Afinal, não é suposto… viver?
A sociedade tem de
entender que ser mais velho é só sinónimo de maior sapiência, maior conjunto de
vivências, maior capacidade de análise, muitas vezes maior vontade em
experimentar e viver! Nem sequer há viabilidade de, após tantos anos de vida,
de luta, de trabalho, de amor, de ligação, alguém ousar que pode
decidir/pensar/fazer por nós o que quer que seja. Não se deixem enganar por, às
vezes, termos um aspeto mais frágil, que nos esqueçamos de determinadas
questões ou mesmo só porque não queremos falar sobre determinados assuntos.
Muitas das vezes, já nos acautelamos anteriormente para que, mesmo em situações
de perda, a nossa vontade prevaleça.
Todo o processo de
longevidade só será aceite por cada um de nós e por todos nós em conjunto
quando percebermos que falamos do ciclo de vida, do desenrolar dos nossos dias,
daquilo que pretendemos do tempo.
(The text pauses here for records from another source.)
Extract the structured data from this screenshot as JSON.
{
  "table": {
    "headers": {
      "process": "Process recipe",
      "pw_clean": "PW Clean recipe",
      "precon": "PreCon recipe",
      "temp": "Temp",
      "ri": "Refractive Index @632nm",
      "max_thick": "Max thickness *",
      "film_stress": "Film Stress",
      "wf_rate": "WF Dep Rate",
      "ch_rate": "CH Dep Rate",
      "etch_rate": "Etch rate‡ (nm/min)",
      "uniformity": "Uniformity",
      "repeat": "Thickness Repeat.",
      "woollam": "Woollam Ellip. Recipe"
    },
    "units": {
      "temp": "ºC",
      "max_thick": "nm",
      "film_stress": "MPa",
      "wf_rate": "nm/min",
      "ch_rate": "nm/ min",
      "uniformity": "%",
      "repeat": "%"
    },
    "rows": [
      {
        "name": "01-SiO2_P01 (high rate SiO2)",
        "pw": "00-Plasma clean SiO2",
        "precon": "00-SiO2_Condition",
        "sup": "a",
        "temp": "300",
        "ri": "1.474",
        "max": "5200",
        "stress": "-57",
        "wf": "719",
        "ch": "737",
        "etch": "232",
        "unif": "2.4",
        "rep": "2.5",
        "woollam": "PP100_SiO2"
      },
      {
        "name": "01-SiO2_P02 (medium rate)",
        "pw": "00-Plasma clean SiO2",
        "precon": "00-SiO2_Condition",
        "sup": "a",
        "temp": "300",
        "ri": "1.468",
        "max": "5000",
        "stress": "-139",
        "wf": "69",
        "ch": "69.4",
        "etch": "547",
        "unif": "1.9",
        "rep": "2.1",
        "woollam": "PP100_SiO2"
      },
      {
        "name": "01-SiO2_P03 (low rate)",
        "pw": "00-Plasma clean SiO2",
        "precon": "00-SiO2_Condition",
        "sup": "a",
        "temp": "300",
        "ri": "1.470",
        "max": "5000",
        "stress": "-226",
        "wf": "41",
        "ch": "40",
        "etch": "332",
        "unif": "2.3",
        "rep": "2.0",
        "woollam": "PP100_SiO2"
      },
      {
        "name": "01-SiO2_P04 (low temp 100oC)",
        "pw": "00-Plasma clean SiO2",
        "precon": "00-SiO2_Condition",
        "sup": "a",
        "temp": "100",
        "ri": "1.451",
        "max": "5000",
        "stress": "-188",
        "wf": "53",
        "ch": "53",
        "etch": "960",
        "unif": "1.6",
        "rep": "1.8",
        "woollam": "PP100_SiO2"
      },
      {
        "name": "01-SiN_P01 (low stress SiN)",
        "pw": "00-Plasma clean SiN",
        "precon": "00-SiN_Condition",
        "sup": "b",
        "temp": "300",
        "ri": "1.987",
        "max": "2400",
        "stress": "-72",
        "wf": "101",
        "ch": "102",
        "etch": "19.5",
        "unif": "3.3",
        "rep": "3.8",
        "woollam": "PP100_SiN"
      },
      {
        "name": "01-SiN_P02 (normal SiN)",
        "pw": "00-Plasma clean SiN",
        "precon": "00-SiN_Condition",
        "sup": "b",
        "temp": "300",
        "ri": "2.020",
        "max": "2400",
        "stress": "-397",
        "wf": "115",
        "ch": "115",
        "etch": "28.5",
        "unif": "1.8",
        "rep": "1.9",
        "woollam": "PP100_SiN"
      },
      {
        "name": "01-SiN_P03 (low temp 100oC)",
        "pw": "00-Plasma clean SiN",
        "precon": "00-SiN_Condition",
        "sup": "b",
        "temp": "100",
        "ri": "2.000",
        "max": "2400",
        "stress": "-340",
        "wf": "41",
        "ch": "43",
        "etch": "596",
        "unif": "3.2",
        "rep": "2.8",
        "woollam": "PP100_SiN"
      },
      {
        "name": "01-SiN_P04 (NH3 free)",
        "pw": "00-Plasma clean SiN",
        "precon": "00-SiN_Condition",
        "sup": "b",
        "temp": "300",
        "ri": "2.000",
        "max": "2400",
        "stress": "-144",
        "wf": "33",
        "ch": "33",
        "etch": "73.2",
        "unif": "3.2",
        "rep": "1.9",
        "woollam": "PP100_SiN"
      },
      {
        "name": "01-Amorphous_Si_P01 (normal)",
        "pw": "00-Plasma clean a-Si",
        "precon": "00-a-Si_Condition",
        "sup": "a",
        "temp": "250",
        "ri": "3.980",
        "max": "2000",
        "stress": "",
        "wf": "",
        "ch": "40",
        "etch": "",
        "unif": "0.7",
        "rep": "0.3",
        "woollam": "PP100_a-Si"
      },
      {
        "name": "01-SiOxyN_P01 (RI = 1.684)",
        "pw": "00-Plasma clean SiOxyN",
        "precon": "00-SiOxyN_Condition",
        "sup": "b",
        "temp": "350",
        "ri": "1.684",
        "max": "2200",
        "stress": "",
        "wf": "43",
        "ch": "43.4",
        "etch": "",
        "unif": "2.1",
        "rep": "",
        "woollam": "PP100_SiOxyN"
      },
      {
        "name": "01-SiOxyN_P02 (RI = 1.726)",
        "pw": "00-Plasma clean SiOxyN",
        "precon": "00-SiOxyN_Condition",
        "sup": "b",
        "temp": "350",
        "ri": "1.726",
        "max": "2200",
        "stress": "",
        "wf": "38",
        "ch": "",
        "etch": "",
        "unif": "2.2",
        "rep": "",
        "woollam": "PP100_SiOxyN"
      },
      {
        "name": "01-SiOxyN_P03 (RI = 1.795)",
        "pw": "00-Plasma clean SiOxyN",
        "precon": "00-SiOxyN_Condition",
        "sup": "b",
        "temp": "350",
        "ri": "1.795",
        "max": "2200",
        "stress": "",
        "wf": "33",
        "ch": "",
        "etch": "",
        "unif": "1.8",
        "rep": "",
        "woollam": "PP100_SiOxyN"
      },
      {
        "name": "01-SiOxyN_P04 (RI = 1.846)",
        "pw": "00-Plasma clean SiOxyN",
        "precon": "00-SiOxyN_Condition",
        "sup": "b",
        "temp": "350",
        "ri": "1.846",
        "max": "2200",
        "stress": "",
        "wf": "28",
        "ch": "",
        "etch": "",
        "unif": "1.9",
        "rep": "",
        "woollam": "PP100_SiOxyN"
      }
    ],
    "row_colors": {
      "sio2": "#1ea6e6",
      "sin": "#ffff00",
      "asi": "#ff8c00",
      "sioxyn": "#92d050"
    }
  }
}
Tiremos a formalidade da vida, tiremos o
formal da idade. Será que temos de ser sempre aquilo que os outros esperam de
nós? Será que não podemos ser únicos e especiais? Terei de chegar à velhice com
um sentido de frustração tão grande porque nunca me foi permitido viver a vida
que eu quis?
Penso muitas vezes no que
estamos nós a fazer à sociedade, aos dias de cada um. Afinal, o que é
importante? A vida que vivemos é de quem e para quem? Sei que a vida é finita,
que há um tempo para fazer o que planeamos, tempo esse que não é nosso pois não
sei quando acaba, mas sei que acaba.
Será que está na altura de mudarmos algo?
“Se calhar sim
Se calhar a culpa vem da
terra onde eu nasci
Se calhar esta cultura
fez-me ser assim
Tristeza que trago foi de
vós que recebi” (Silêncio, Slow J)
O que vejo agora nos mais
velhos, vejo em mim? Será que aceitarei a forma como cada um de nós e todos
nós, em conjunto, me irão tratar? Se eu quero ser a mudança que quero ver no
mundo, é nisto que tenho de pensar. É na razão de não aceitarmos a longevidade, o mais velho, aquilo que nos aproxima da morte. O que nos
retrai? Do que teremos receio?
Estamos já a percorrer um caminho interessante na evolução do paradigma da longevidade, com muitas pessoas seriamente interessadas em alterar o que se vive nos dias de hoje. Essas mesmas pessoas sabem, também, o quanto ainda falta para conseguimos atingir plenamente o que pretendemos (se algum dia lá chegarmos). A mudança do pensamento e do cuidado relativamente aos mais jovens fazem-me acreditar que é possível fazer o mesmo pelos mais velhos. Afinal são pessoas, com opinião, com valor social, com competência humana, com todas as características que, enquanto meros adultos, tanto almejamos alcançar.
Quando percebermos que para
sermos felizes na maior idade temos de ser felizes todos os dias, iremos mudar
efetivamente a nossa forma de ser e estar na vida.